THERE’S AN ARGUMENT TO BE MADE, BUT THIS ISN’T IT…. Time magazine names its “Dirty Dozen” in its new issue, making the case for who’s to blame for the BP oil spill disaster. The top of the list is pretty straightforward — #1 is former BP CEO John Browne, and #2 is current BP CEO Tony Hayward. Sounds about right.
His Administration has now begun strengthening federal oversight of offshore drilling, but the President also proposed opening vast new tracts for such production shortly before Deepwater Horizon exploded.
Clearly, the president is not beyond reproach. One can make the case — indeed, Obama has made the case — that the administration could have moved even faster to address Bush-era corruption at the MMS and improve government regulations. But it almost certainly wouldn’t have prevented this disaster.

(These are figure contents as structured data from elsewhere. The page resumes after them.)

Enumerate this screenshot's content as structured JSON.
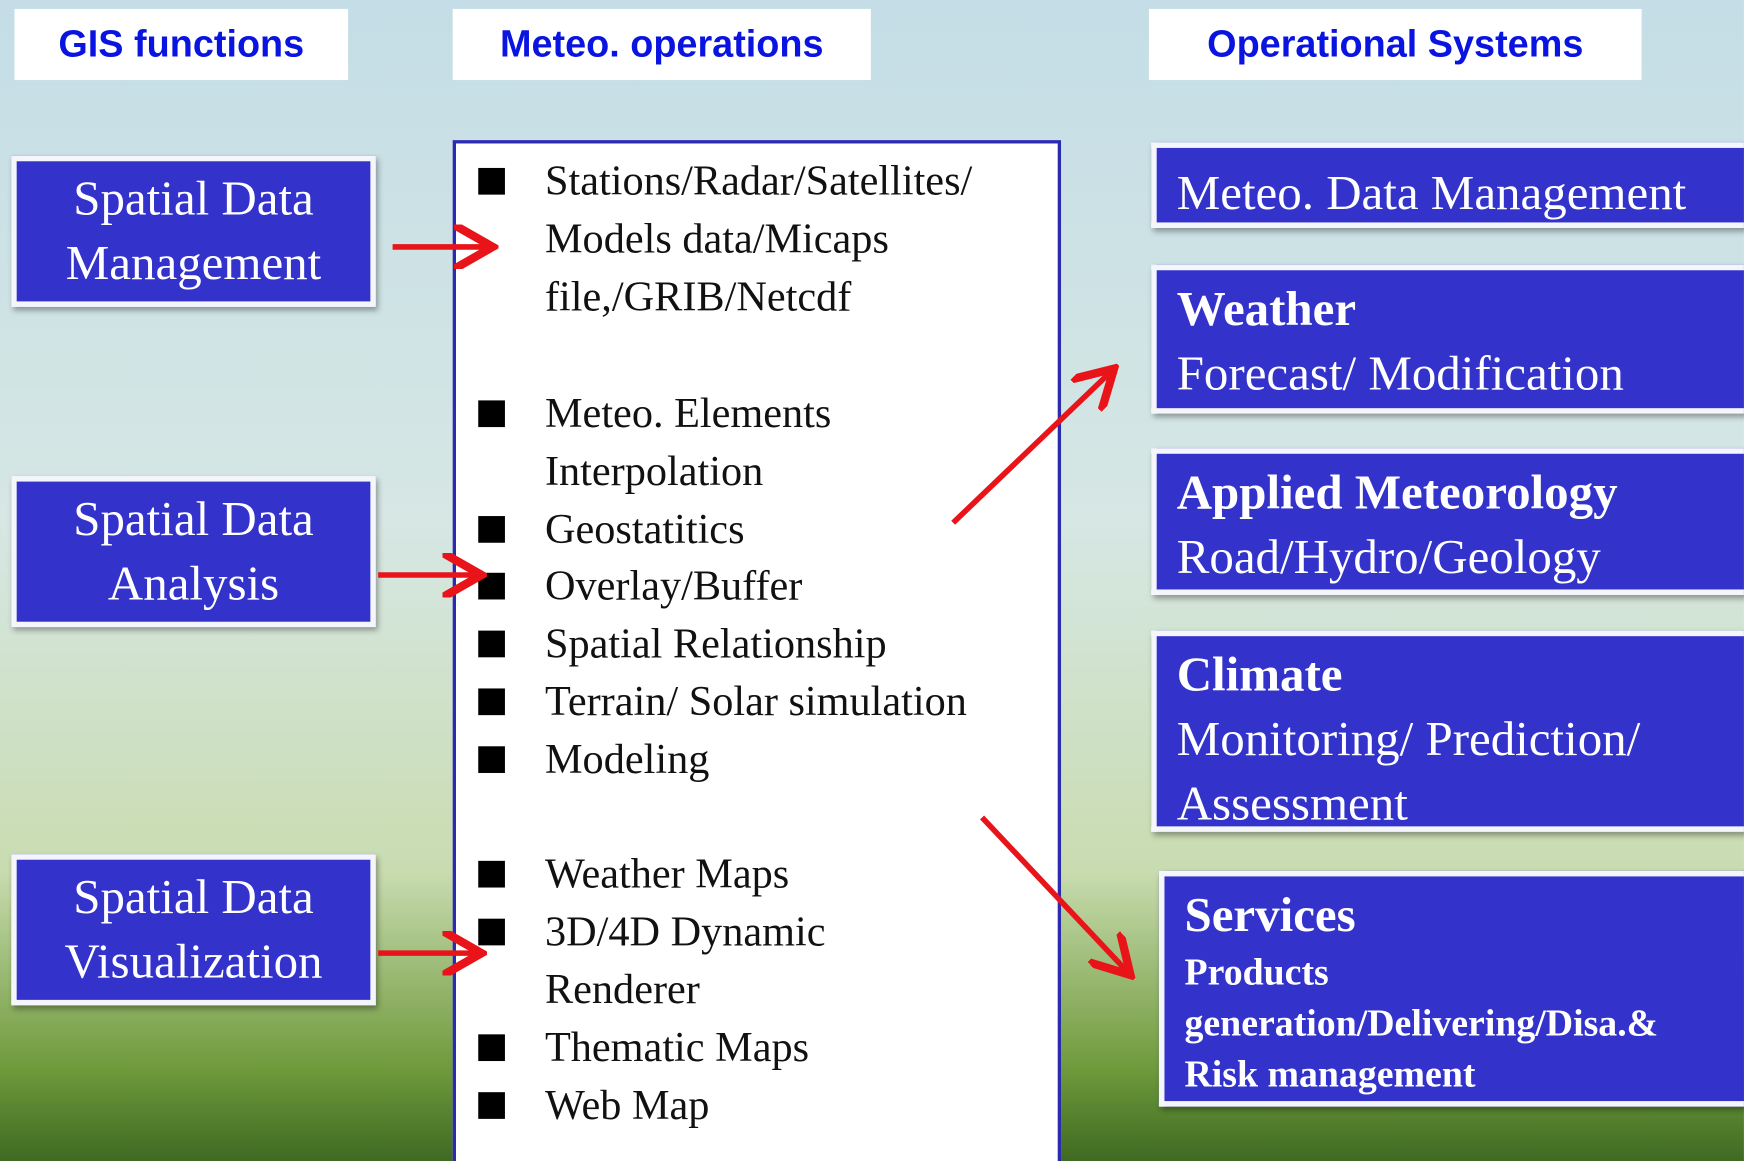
{
  "headers": [
    "GIS functions",
    "Meteo. operations",
    "Operational Systems"
  ],
  "gis_functions": [
    {
      "lines": [
        "Spatial Data",
        "Management"
      ]
    },
    {
      "lines": [
        "Spatial Data",
        "Analysis"
      ]
    },
    {
      "lines": [
        "Spatial Data",
        "Visualization"
      ]
    }
  ],
  "operations": [
    {
      "lines": [
        "Stations/Radar/Satellites/",
        "Models data/Micaps",
        "file,/GRIB/Netcdf"
      ]
    },
    {
      "lines": [
        "Meteo. Elements",
        "Interpolation"
      ]
    },
    {
      "lines": [
        "Geostatitics"
      ]
    },
    {
      "lines": [
        "Overlay/Buffer"
      ]
    },
    {
      "lines": [
        "Spatial Relationship"
      ]
    },
    {
      "lines": [
        "Terrain/ Solar simulation"
      ]
    },
    {
      "lines": [
        "Modeling"
      ]
    },
    {
      "lines": [
        "Weather Maps"
      ]
    },
    {
      "lines": [
        "3D/4D Dynamic",
        "Renderer"
      ]
    },
    {
      "lines": [
        "Thematic Maps"
      ]
    },
    {
      "lines": [
        "Web Map"
      ]
    }
  ],
  "systems": [
    {
      "title": "Meteo. Data Management"
    },
    {
      "title": "Weather",
      "lines": [
        "Forecast/ Modification"
      ]
    },
    {
      "title": "Applied Meteorology",
      "lines": [
        "Road/Hydro/Geology"
      ]
    },
    {
      "title": "Climate",
      "lines": [
        "Monitoring/ Prediction/",
        "Assessment"
      ]
    },
    {
      "title": "Services",
      "lines": [
        "Products",
        "generation/Delivering/Disa.&",
        "Risk management"
      ]
    }
  ]
}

And that’s why Time‘s item seems so misplaced. The point of the “Dirty Dozen” is to assign blame for this mess. There’s no ambiguity — the feature piece says right in the headline that the point is to identify “who to blame for the oil spill.”
With that in mind, why does expanded production have to do with the Deepwater Horizon catastrophe? Whether the administration had agreed to new drilling opportunities or not had no bearing on the explosion and subsequent crisis. They’re related to the extent that both deal with drilling, but if the point to assign blame, one has nothing to do with the other.

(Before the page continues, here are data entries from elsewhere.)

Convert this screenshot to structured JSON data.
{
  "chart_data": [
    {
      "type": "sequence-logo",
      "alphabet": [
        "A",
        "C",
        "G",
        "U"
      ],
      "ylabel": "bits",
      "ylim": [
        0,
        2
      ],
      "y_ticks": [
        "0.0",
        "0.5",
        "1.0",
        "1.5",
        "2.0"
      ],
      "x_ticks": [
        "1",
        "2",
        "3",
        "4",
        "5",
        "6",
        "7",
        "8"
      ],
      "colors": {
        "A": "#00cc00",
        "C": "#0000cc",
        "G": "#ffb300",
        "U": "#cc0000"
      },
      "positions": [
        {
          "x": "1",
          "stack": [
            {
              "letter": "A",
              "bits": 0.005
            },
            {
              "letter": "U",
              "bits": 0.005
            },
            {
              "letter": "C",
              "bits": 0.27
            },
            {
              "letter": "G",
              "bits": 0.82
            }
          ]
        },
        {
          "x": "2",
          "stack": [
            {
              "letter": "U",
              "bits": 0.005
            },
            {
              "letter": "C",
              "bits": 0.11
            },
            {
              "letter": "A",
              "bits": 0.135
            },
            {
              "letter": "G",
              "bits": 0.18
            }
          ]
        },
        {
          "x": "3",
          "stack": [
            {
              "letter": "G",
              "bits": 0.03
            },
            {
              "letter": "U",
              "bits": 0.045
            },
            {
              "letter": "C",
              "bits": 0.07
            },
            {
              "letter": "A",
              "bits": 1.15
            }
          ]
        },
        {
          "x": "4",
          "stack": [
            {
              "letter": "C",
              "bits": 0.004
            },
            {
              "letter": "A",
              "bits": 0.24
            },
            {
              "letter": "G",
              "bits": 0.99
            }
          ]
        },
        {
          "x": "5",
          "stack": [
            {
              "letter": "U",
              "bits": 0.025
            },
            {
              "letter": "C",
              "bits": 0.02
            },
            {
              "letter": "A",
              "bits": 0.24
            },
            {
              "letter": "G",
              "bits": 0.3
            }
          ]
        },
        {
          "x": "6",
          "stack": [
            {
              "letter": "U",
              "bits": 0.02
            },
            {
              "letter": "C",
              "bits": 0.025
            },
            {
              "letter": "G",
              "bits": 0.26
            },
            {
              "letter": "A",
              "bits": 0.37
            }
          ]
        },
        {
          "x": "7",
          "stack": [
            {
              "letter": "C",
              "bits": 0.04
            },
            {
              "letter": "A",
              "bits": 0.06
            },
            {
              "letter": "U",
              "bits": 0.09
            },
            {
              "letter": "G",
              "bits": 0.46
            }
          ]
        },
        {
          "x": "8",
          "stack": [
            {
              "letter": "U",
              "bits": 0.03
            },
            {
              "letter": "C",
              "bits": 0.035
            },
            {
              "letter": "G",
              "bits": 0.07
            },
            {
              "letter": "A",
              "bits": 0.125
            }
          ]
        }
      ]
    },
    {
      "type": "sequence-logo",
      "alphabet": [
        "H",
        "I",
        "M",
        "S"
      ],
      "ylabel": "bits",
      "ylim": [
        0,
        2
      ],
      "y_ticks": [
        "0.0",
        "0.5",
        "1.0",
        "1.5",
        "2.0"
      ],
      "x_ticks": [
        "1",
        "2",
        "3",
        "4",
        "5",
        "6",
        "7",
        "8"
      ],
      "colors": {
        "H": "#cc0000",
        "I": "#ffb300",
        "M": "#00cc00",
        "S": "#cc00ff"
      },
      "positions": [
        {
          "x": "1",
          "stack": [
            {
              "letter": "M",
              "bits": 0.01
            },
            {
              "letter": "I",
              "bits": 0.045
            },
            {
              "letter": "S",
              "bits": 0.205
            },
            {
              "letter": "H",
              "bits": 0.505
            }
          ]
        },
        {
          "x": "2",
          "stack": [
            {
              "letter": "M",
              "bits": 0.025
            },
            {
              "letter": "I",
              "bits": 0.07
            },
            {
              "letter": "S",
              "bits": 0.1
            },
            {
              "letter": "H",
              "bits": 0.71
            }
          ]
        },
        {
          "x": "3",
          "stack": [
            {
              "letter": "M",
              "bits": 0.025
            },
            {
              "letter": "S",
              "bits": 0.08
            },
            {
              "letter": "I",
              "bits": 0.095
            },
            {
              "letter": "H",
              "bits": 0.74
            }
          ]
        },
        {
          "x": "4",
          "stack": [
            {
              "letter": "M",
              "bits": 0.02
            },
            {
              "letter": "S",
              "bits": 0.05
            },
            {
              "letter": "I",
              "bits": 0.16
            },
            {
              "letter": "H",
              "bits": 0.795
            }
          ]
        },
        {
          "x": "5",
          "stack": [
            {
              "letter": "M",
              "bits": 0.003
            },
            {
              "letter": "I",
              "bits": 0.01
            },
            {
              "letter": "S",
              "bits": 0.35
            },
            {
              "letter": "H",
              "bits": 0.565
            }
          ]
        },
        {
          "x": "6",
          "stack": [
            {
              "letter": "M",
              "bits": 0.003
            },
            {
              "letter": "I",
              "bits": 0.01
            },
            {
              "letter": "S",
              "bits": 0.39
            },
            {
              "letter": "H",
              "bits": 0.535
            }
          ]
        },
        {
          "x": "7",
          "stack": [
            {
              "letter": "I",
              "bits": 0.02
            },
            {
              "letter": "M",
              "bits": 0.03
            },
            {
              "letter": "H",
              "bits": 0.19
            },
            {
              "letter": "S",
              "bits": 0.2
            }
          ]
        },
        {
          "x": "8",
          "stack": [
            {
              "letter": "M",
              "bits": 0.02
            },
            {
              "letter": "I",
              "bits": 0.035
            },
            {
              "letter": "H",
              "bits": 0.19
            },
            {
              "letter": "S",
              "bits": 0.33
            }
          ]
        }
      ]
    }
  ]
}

As Matt Gertz put it, “If someone has a plausible argument for why Obama proposing an expansion of offshore drilling on March 31 makes him at fault for an oil spill that began on April 20, I’d really like to hear it. The Deepwater Horizon rig was ‘placed into service’ in 2001 and finished drilling the well in question in September 2009. Unless Obama’s announcement triggered weeks of drunken partying on the rig which caused its destruction (somewhat unlikely), Time’s commentary doesn’t really hold water.”